A missing lord, a punctilious official, and Napoleon’s return!

Rarer Than Gold (A Chance Inquiry #2) by Holly Newman         

⭐️⭐️⭐️⭐️




Newly weds Sir James Branstoke and his bride, Lady Cecilia have changed their honeymoon plans and travelled into Kent to Summerworth Park, an estate Sir James had recently purchased from his cousin.
Ensconced with their plans for refurbishment,  they definitely didn’t expect to become involved in a missing, presumed dead, neighbor and acquaintance, Baron Aldrich. Nor did they foresee they’d be assisting the dead lord’s wife, Lady Elinor, with investigating the matter.  Furthermore they had no notion they’d be falling down the proverbial rabbit-hole of dangerous coincidences and mis-directions.
Intrigue indeed! Havey-cavey happenings at the inn where they’re staying, near where Aldrich’s coach has fallen off a cliff! Cecelia and Elinor are nearly robbed by an intruder in the dead of night, possibly after a letter Elinor received from Aldrich. Then they’re accosted by a rigid, sanctimonious military person, one Captain Andrew Melville. There’s rumors of stolen gold and weapons, and at the center might be the secretive fanatical spymaster, Lord Candelstone. If it’s him, he’s as usual spinning  threads on his intelligence web, leaving his agents dangerously isolated, without known support.  Indeed using them carelessly, more as cannon fodder, as pawns on a chessboard, rather than valued operatives to be protected and supported where possible.

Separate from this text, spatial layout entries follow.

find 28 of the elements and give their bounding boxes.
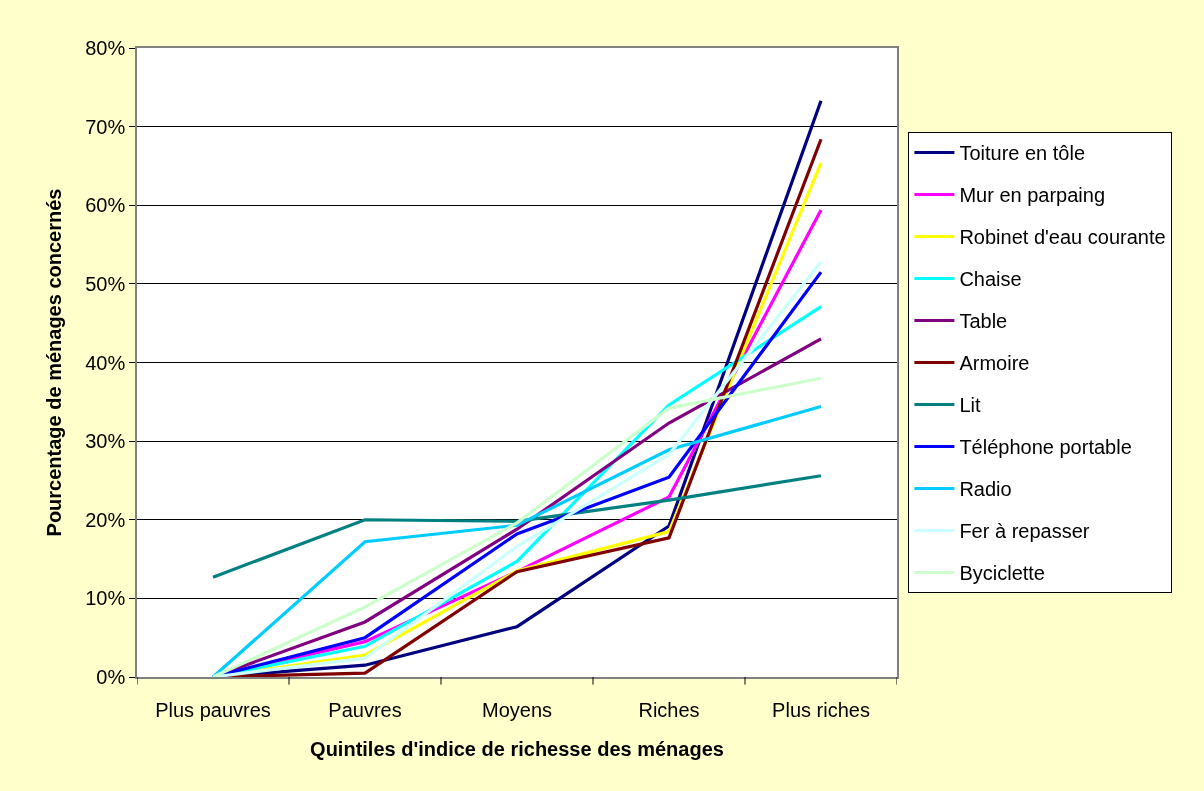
y-tick-label: 60% <box>85 194 126 217</box>
legend-label: Lit <box>959 394 981 417</box>
x-tick-label: Plus riches <box>772 698 870 721</box>
legend-label: Mur en parpaing <box>959 184 1106 207</box>
legend-label: Toiture en tôle <box>959 142 1086 165</box>
line-series <box>211 474 823 579</box>
legend-label: Fer à repasser <box>959 520 1090 543</box>
x-tick-label: Moyens <box>481 698 553 721</box>
x-tick-label: Plus pauvres <box>155 698 271 721</box>
legend-label: Table <box>959 310 1008 333</box>
y-tick-label: 0% <box>96 666 126 688</box>
legend-label: Radio <box>959 478 1012 501</box>
legend-label: Byciclette <box>959 562 1045 585</box>
y-tick-label: 40% <box>85 351 126 374</box>
legend-label: Téléphone portable <box>959 436 1132 459</box>
x-axis-title: Quintiles d'indice de richesse des ménages <box>310 737 724 760</box>
y-tick-label: 70% <box>85 115 126 138</box>
x-tick-label: Pauvres <box>328 698 402 721</box>
y-tick-label: 10% <box>85 587 126 610</box>
y-tick-label: 50% <box>85 272 126 295</box>
y-tick-label: 80% <box>85 37 126 59</box>
legend-label: Robinet d'eau courante <box>959 226 1166 249</box>
legend-label: Armoire <box>959 352 1030 375</box>
x-tick-label: Riches <box>638 698 700 721</box>
y-axis-title: Pourcentage de ménages concernés <box>43 188 66 537</box>
legend-label: Chaise <box>959 268 1022 291</box>
y-tick-label: 30% <box>85 430 126 453</box>
y-tick-label: 20% <box>85 508 126 531</box>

I gather James and Cecelia had a perilous run in with Candlestone’s operations in an earlier novel, a situation that nearly cost Cecilia her life. (I’m definitely going to read that as the hints about how they met sound intriguing.)

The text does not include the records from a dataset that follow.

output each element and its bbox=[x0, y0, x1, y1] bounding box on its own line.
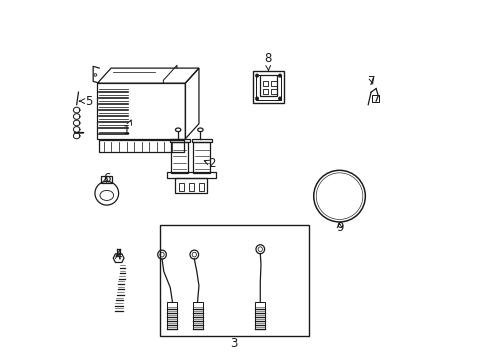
Text: 7: 7 bbox=[367, 75, 375, 88]
Bar bbox=[371, 95, 378, 102]
Bar bbox=[169, 139, 189, 142]
Bar bbox=[255, 75, 281, 100]
Bar bbox=[262, 81, 267, 86]
Bar bbox=[171, 142, 188, 173]
Bar bbox=[191, 139, 211, 142]
Bar bbox=[160, 225, 308, 336]
Circle shape bbox=[255, 97, 258, 100]
Bar bbox=[260, 75, 277, 96]
Circle shape bbox=[255, 74, 258, 77]
Bar bbox=[188, 183, 194, 191]
Text: 4: 4 bbox=[114, 249, 122, 262]
Bar bbox=[99, 140, 183, 152]
Bar bbox=[252, 71, 284, 103]
Bar bbox=[262, 89, 267, 94]
Text: 9: 9 bbox=[335, 221, 343, 234]
Circle shape bbox=[278, 97, 281, 100]
Text: 2: 2 bbox=[204, 157, 216, 170]
Bar bbox=[192, 302, 202, 329]
Bar bbox=[166, 172, 216, 178]
Bar bbox=[271, 89, 276, 94]
Bar bbox=[271, 81, 276, 86]
Text: 1: 1 bbox=[123, 120, 131, 137]
Circle shape bbox=[278, 74, 281, 77]
Bar bbox=[167, 302, 177, 329]
Bar bbox=[199, 183, 204, 191]
Bar bbox=[174, 178, 206, 193]
Text: 6: 6 bbox=[102, 172, 110, 185]
Text: 8: 8 bbox=[264, 52, 271, 71]
Bar bbox=[255, 302, 265, 329]
Text: 5: 5 bbox=[80, 95, 92, 108]
Bar bbox=[101, 176, 112, 183]
Bar bbox=[193, 142, 210, 173]
Bar bbox=[179, 183, 184, 191]
Text: 3: 3 bbox=[230, 337, 238, 350]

I enjoyed Cecilia and James’ relationship, their understandings about each other. I particularly appreciated Cecilia’s attitudes to those who would snub Lady Elinor because she comes from a mercantile family. How Cecelia dealt with such persons was satisfying.
The story appeared to start slowly, but once I fell into the writer’s rhythm, and the breadth of the intrigue, I found myself firmly entrenched in this Regency mystery set around 1815.